2.2. Ozonated oil externally used
Ozonated oil consists of ozone and unsaturated fatty acids, among the later, it can be classified into three types: ω-9 series of unsaturated fatty acids represented by oleic acid in tea oil, ω-6 series of unsaturated fatty acids represented by sub-acid in vegetable oils and ω-3 series of unsaturated fatty acids represented by eicosapentaenoic acid (EPA)and docosahexaenoic acids (DHA) in fish oil. Notably, the direct ozonation of vegetable oils with unsaturated fatty acids leads to the formation of the 1,2,4-trioxolane moiety [29,30], which represents the active form of ozone in these substrates. The trioxolane ring within the vegetable ozonated matrices quickly produces some compounds accountable for the healing process when cured either a humid wound or an ulcer [11,31–33]. Moreover, it is responsible for antimicrobial and antimycotic treatments [34–36]. In addition, the oil itself acts as moisturizer and protectant particularly for those patients with impaired skin barrier function. More importantly, it is storable and portable in daily life to meet great need of more patients.

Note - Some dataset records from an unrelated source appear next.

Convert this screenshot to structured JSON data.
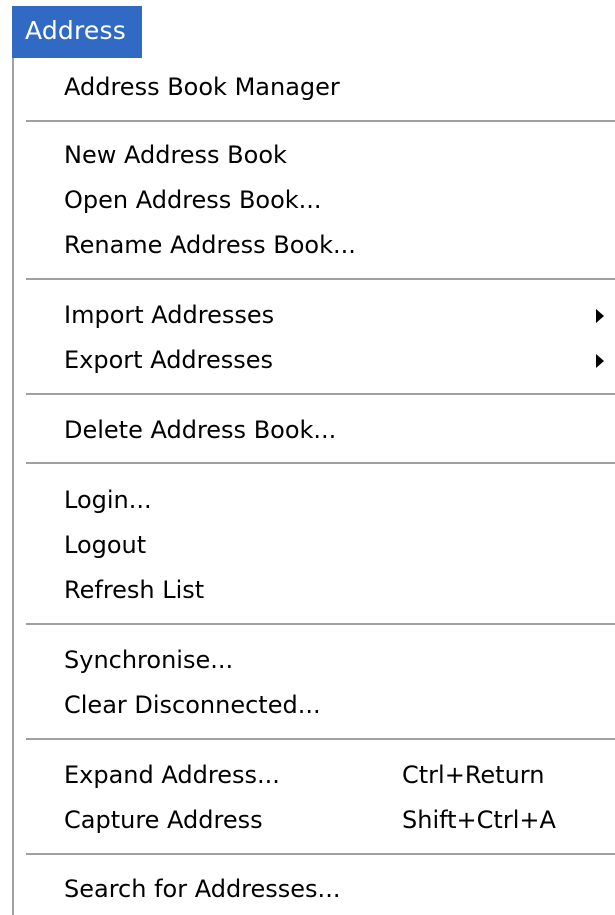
{
  "menu": {
    "title": "Address",
    "items": {
      "address_book_manager": "Address Book Manager",
      "new_address_book": "New Address Book",
      "open_address_book": "Open Address Book...",
      "rename_address_book": "Rename Address Book...",
      "import_addresses": "Import Addresses",
      "export_addresses": "Export Addresses",
      "delete_address_book": "Delete Address Book...",
      "login": "Login...",
      "logout": "Logout",
      "refresh_list": "Refresh List",
      "synchronise": "Synchronise...",
      "clear_disconnected": "Clear Disconnected...",
      "expand_address": "Expand Address...",
      "capture_address": "Capture Address",
      "search_for_addresses": "Search for Addresses..."
    },
    "shortcuts": {
      "expand_address": "Ctrl+Return",
      "capture_address": "Shift+Ctrl+A"
    },
    "submenus": {
      "import_addresses": "submenu-arrow-icon",
      "export_addresses": "submenu-arrow-icon"
    }
  },
  "colors": {
    "menu_title_background": "#316ac5",
    "menu_title_text": "#ffffff",
    "menu_background": "#ffffff",
    "separator": "#a0a0a0",
    "text": "#000000"
  }
}
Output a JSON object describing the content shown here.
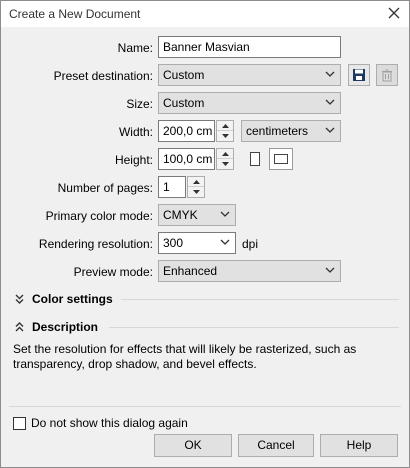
{
  "window": {
    "title": "Create a New Document"
  },
  "fields": {
    "name": {
      "label": "Name:",
      "value": "Banner Masvian"
    },
    "preset": {
      "label": "Preset destination:",
      "value": "Custom"
    },
    "size": {
      "label": "Size:",
      "value": "Custom"
    },
    "width": {
      "label": "Width:",
      "value": "200,0 cm",
      "unit": "centimeters"
    },
    "height": {
      "label": "Height:",
      "value": "100,0 cm"
    },
    "pages": {
      "label": "Number of pages:",
      "value": "1"
    },
    "color_mode": {
      "label": "Primary color mode:",
      "value": "CMYK"
    },
    "resolution": {
      "label": "Rendering resolution:",
      "value": "300",
      "unit": "dpi"
    },
    "preview": {
      "label": "Preview mode:",
      "value": "Enhanced"
    }
  },
  "sections": {
    "color_settings": "Color settings",
    "description": "Description"
  },
  "description_text": "Set the resolution for effects that will likely be rasterized, such as transparency, drop shadow, and bevel effects.",
  "footer": {
    "checkbox_label": "Do not show this dialog again",
    "ok": "OK",
    "cancel": "Cancel",
    "help": "Help"
  },
  "icons": {
    "close": "close-icon",
    "save_preset": "save-icon",
    "delete_preset": "trash-icon",
    "portrait": "portrait-icon",
    "landscape": "landscape-icon",
    "collapse_expand": "double-chevron-icon"
  }
}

2.3. Ozonated autohemotherapy (OAHT)
For treatment of systemic conditions, the ozonated autohemotherapy (OAHT) is the form of good choice [37,38]. Now in clinic ozone major autohemotherapy (100–150 ml blood venoclysis) is more common than minor autohemotherapy (3–5 ml blood intramuscular) whose applications are justified in broad pathological conditions, covering a potential antimicrobial effect, the activation of the immune system and the induction of wound healing as well as the improvement of erythrocyte metabolism and the regulation of body's antioxidant capacity [25,39]. Common diseases involve in chronic inflammatory conditions [19], diabetic foot ulcers [40], herpes zoster and postherpetic neuralgia [41,42], autoimmune diseases (AID) [43–45] as well as psoriasis and atopic dermatitis [19]. It is worth noting that the concentration of ozone-therapy cannot exceed 80 μg/ml in serum, suggesting that the key point during treatment process is precise control of ozone concentration because the induction of distinct cytokines needs different ozone concentration such as 11.5 μg/ml for IFN-γ, 25 μg/ml for IL-6 and TNF-α [46,47]. In short, range from 20 to 40 μg/ ml is the optimum concentration to activate immune system [25,48]. Additionally, a regular and adequate duration of the treatment is essential to ensure the efficacy. Generally, 10–15 times are recommended in a course and 1–2 courses are demanded every year [48,49]. Fortunately, OAHT can be regarded as a strategy management of anti-aging and health care benefiting many people owing to its antioxidant defenses such as inducing and activating the antioxidant enzyme system of body to produce SOD, a free-radical scavenger, clearing excessive free-radicals formed in chronic joint and vascular inflammation. In contrast with conventional medical therapeutic modalities, ozone therapy is quite economical leading to an obvious decrease of both medical costs and also prevents the aggravation and recurrence.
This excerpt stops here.